The message that "we can't take in everybody" is imperative. At the same time, the decision as to who has a right to asylum needs to be made in Brussels.
We have a strong military deployment in Iraq and Afghanistan. In countries like Syria, we need a diplomatic breakthrough to end the war. In Libya, the country must first of all be stabilized to stop IS. This means supporting the Libyan government, including in terms of security. We don't want to repeat the mistakes of the past in that country. The situation is extremely dangerous and the next days could be decisive.
We cannot treat people with a right to asylum the same way as people from a safe country. They need to be sent back. That is, from our perspective, completely clear. On the other hand, we should scrutinize the now completely outdated principle that only the migrants' first country of arrival should be burdened with their registration as well as with the process of sorting out who has the right to asylum and who needs to be deported.

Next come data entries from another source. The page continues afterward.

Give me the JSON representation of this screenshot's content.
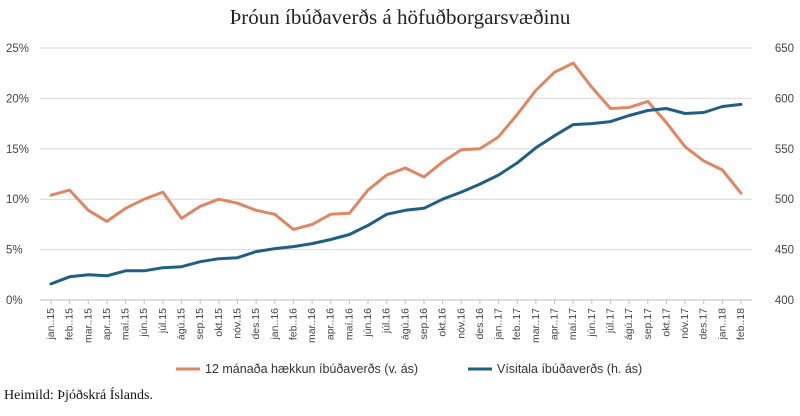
{
  "chart_data": {
    "type": "line",
    "title": "Þróun íbúðaverðs á höfuðborgarsvæðinu",
    "source": "Heimild: Þjóðskrá Íslands.",
    "categories": [
      "jan..15",
      "feb..15",
      "mar..15",
      "apr..15",
      "maí.15",
      "jún.15",
      "júl.15",
      "ágú.15",
      "sep.15",
      "okt.15",
      "nóv.15",
      "des.15",
      "jan..16",
      "feb..16",
      "mar..16",
      "apr..16",
      "maí.16",
      "jún.16",
      "júl.16",
      "ágú.16",
      "sep.16",
      "okt.16",
      "nóv.16",
      "des.16",
      "jan..17",
      "feb..17",
      "mar..17",
      "apr..17",
      "maí.17",
      "jún.17",
      "júl.17",
      "ágú.17",
      "sep.17",
      "okt.17",
      "nóv.17",
      "des.17",
      "jan..18",
      "feb..18"
    ],
    "left_axis": {
      "ylim": [
        0,
        25
      ],
      "ticks": [
        "0%",
        "5%",
        "10%",
        "15%",
        "20%",
        "25%"
      ],
      "tick_values": [
        0,
        5,
        10,
        15,
        20,
        25
      ]
    },
    "right_axis": {
      "ylim": [
        400,
        650
      ],
      "ticks": [
        "400",
        "450",
        "500",
        "550",
        "600",
        "650"
      ],
      "tick_values": [
        400,
        450,
        500,
        550,
        600,
        650
      ]
    },
    "series": [
      {
        "name": "12 mánaða hækkun íbúðaverðs (v. ás)",
        "axis": "left",
        "color": "#e08662",
        "values": [
          10.4,
          10.9,
          8.9,
          7.8,
          9.1,
          10.0,
          10.7,
          8.1,
          9.3,
          10.0,
          9.6,
          8.9,
          8.5,
          7.0,
          7.5,
          8.5,
          8.6,
          10.9,
          12.4,
          13.1,
          12.2,
          13.7,
          14.9,
          15.0,
          16.2,
          18.4,
          20.8,
          22.6,
          23.5,
          21.1,
          19.0,
          19.1,
          19.7,
          17.6,
          15.2,
          13.8,
          12.9,
          10.6
        ]
      },
      {
        "name": "Vísitala íbúðaverðs (h. ás)",
        "axis": "right",
        "color": "#1f5f85",
        "values": [
          416,
          423,
          425,
          424,
          429,
          429,
          432,
          433,
          438,
          441,
          442,
          448,
          451,
          453,
          456,
          460,
          465,
          474,
          485,
          489,
          491,
          500,
          507,
          515,
          524,
          536,
          551,
          563,
          574,
          575,
          577,
          583,
          588,
          590,
          585,
          586,
          592,
          594
        ]
      }
    ],
    "grid": "horizontal",
    "legend_placement": "bottom"
  }
}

As long as a certain problem primarily affects a different country, in this case Italy, one might not put it at the very top of one's list of priorities.
We are not perfect. But we have doubtlessly fulfilled our obligations to the EU to a greater degree than the EU has its obligations to Italy, when it comes to the relocation or repatriation of refugees that are in our country. Italy does its homework better than the rest of Europe. Instead of the 160,000 migrants that were to be distributed across Europe, we are currently at 300.
We need to move forward, from the common currency to the banking union to a common financial policy and, in the middle-term, to a common foreign and security policy. That will take time, because we need to figure out how to deal with those countries that don't always want a more tightly integrated European Union.
And a united Europe will also manage to send hundreds of thousands of migrants, who don't have the right to asylum, back to their homelands. Though that, given the number of flights necessary, would be of a scale reminiscent of the Berlin Airlift.
It is clear that several countries, in the Balkans for example, need to be considered countries of safe origin. But others like, in my opinion, Eritrea, undoubtedly need to be considered a country of origin with a valid claim to asylum. And with a third group of states, like Nigeria for example, each individual case needs to be evaluated. Then there are also very controversial cases like Afghanistan. In any case, united European action is needed. This argument for Europeanization may sound utopian, but there is no alternative.
We [European countries] probably need to move forward together, each at their own speed. The faster ones, that could be the countries in the euro zone. The others would be those who are interested in the continued development of the common market, but reject the idea of an ever stronger political integration.
The problem is, if at all, in the different view of the economy, of economic growth. Growth is too low, even for us. That needs to change: More investments, a stronger role by the European Central Bank. Otherwise, there are no tensions between Italy and Germany. But on this point, compromises must be reached and we will reach them.
The route for the refugees currently goes through Greece and the Balkans or through Italy; if there were a crisis in north-eastern Europe, Poland might just as well be affected. In this case we are dealing with mechanisms that we do not control. We need to change that.
But joint pressure from states like Germany, Italy and France could mean a move in this direction. Because something very fundamental is on the line: freedom of movement. I can't think of any common market that could function without it.
But it could be that we, as early as spring, will need to embark on a new policy in order to save one of the cornerstones of European politics: personal freedom of movement.
I'm not particularly optimistic, but I hope that the lack of alternatives will lead to it. I would like to remind you of the fact that before May 2015 there was no overall European agenda on immigration. Nothing, zero. It wasn't until after yet another tragedy in the Mediterranean that, in response to an Italian initiative, (Europe) began thinking about setting policies for the registration of refugees, their distribution or their deportation.
It is ridiculous to believe that Greece might be taking in one million migrants, registering them, then giving refuge to those who have a right to asylum and sending everyone back that does not. Greece is not doing that. We can blame the Greeks for that, but at the same time we should change the Dublin Regulation. When we insist on this unrealistic procedure, it means nothing more than that we are defending Dublin while renouncing Schengen.
Let's put it this way: I am confident that Schengen will continue to be defended. And when it comes to repatriations, we have the same opinion.
There are differences of opinion, especially when it comes to economic and financial policy. But when it comes to foreign and especially immigration policy, we are in agreement. No other countries in Europe are closer to each other in this regard than Italy and Germany.